In order for a self employed individual to purchase a mortgage, they will need to supply two or three years worth of their accounts information. If they do not then it may become difficult to obtain the mortgage as the mortgage lenders normally become suspicious it they cannot show their earnings by means of a pay slip or company accounts.

An option that is available to the self employed individual is that they could use a mortgage broker when looking for their mortgage. The advantage of this is that it could potentially save the borrower money as well as time. A specialist for self employed mortgages will have a lot of knowledge on which lenders will offer self employed mortgages and of course those that will not. They will also have access to a variety of exclusive offers which are not available on the high street.

A self employed person cannot rely on a guaranteed income/salary, P60 or a payslip to prove their income. Therefore an alternative that the self employed borrower could do is to apply for a Self Certification mortgage. This is basically a mortgage that is offered on the basis of the presumed income of the individual instead of the borrower needing to provide any documentary evidence.

A basic mortgage would normally offer a loan of up to 95% of the property value. A Self-certification self employed mortgage however will always need a higher deposit amount. The normal loan amount offered with these mortgages would be about 75% of the property value.

Self certification mortgages are now supported by a great number of mortgage lenders. Nowadays the interest rates are a lot more better for the borrowers whether they are ficed rates, variable rates, capped rates, tracker or stepped tracker rates. There are also specialist and exclusive schemes available.

Some Mortgage lenders will even offer a Self Certificate mortgage to self employed individuals for up to 90% of the loan value as well as loans of up to the sum of £1 million.

A few lenders will also offer these mortgages without obtaining a status check on the borrower. This means that the borrowers income nor their mortgage history will be checked although a credit reference check may still be looked into. Although this offer looks good to the borrower it can however, affect the terms and conditions and overall pricing of the mortgage offered. The majority of lenders will show the increase of risk for these non status mortgages by decreasing the loan value amount to roughly 85% of the property value. Although in some cases it is possible to obtain one of these mortgages with a loan value of 90% of the property value.

A self certification self employed mortgage is also suited to temporary workers, contract workers and employees who earn high amounts of commission.

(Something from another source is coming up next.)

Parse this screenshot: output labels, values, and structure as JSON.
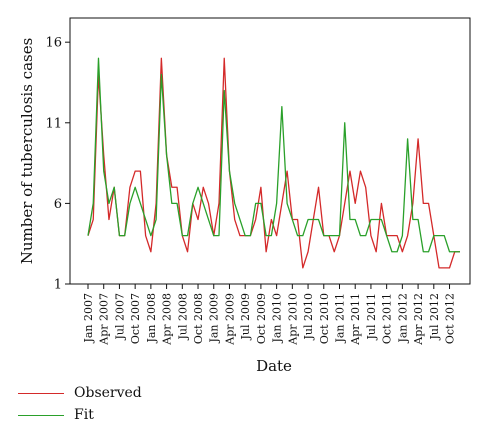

Another option for a self employed borrower is to consider applying for a flexible mortgage. With these mortgages, the borrower is able to increase and decrease their mortgage repayments in relation to their earning capacity. For example a builder may have a large amount of work within the summer months and very little, if any in the winter months. These mortgages would allow him to reduce his mortgage payments in the winter period and make overpayments in the summer period.